Poor Ken Thompson. Here he was designing a system that was deliberately simple and therefore elegant and robust - and now we have the besserwisser wannabes coming along who are going to set poor Ken right.

Well we're waiting. Ken probably is too. He might even like the idea of metadata. To a certain extent.

But he probably loves farce even more.

But that's all conjecture anyway, innit? Because there's no way these ponces are ever going to be able to do anything of the sort.

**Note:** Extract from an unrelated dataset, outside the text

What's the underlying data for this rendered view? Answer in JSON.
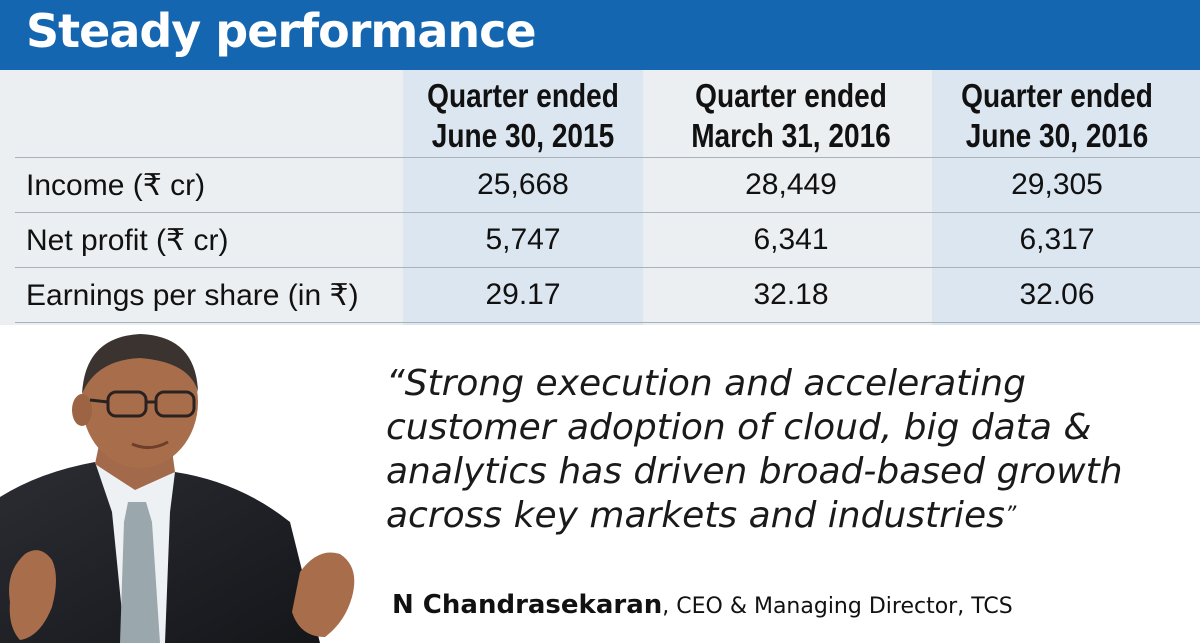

In order for my ideal implementation to be feasible, arbitrarily extensible file system metadata has to be fast and efficient.

Notice that he hasn't designed SHIT. He's actually stating a truism and no more. But it's up to him to design it - and later we can certainly remind him it has to be 'fast and efficient'.

In the meantime we can just kick back and cringe a little for ourselves.

  • Over how John Siracusa roused the rabble against Avie Tevanian, Steve Jobs, and Apple over their admonition to OS X developers and users to be good netizens.
  • Over how that madman started an online protest against the above individuals and entities.
  • Over how the Goober attacks Dan Gillmor, Brian Krebs, Kieren McCarthy, George Ou, Andrew Stone, and Avie Tevanian - all highly respected industry players as opposed to the Goob Boob - on several occasions.
  • Over how the GOOB dared venture into a high brow forum for REAL techies and almost literally got his daring head chewed off - to the extent he's today known in the security industry as 'Daring Phucball'.

Assholes, gadflies, graybeards, and trolls? They've got all that - and all the cringing they need - at home.

Their cringing little 2% demographic gayPod fanboy home.

Talk about pathetic. Talk about stupid.

Ah but that's enough about them. One could go on forever. About the 'Brian Krebs Watch' blog which was dedicated to getting Brian fired from the Washington Post because he claimed he'd seen an exploit against an Apple computer. Or about the way the Goober grayshirts bombed Brian's mailbox and defaced his blog. Or about the way the grayshirts harass the employers of others who dare criticise Apple in any way - and in at least two cases have got their targets sacked. For saying something about Apple.

But at the end of the day, unless you're doing PhD research in abnormal psychology, they're not worth it - they're just not that important.

They're just something you scrape off the bottom of your shoe.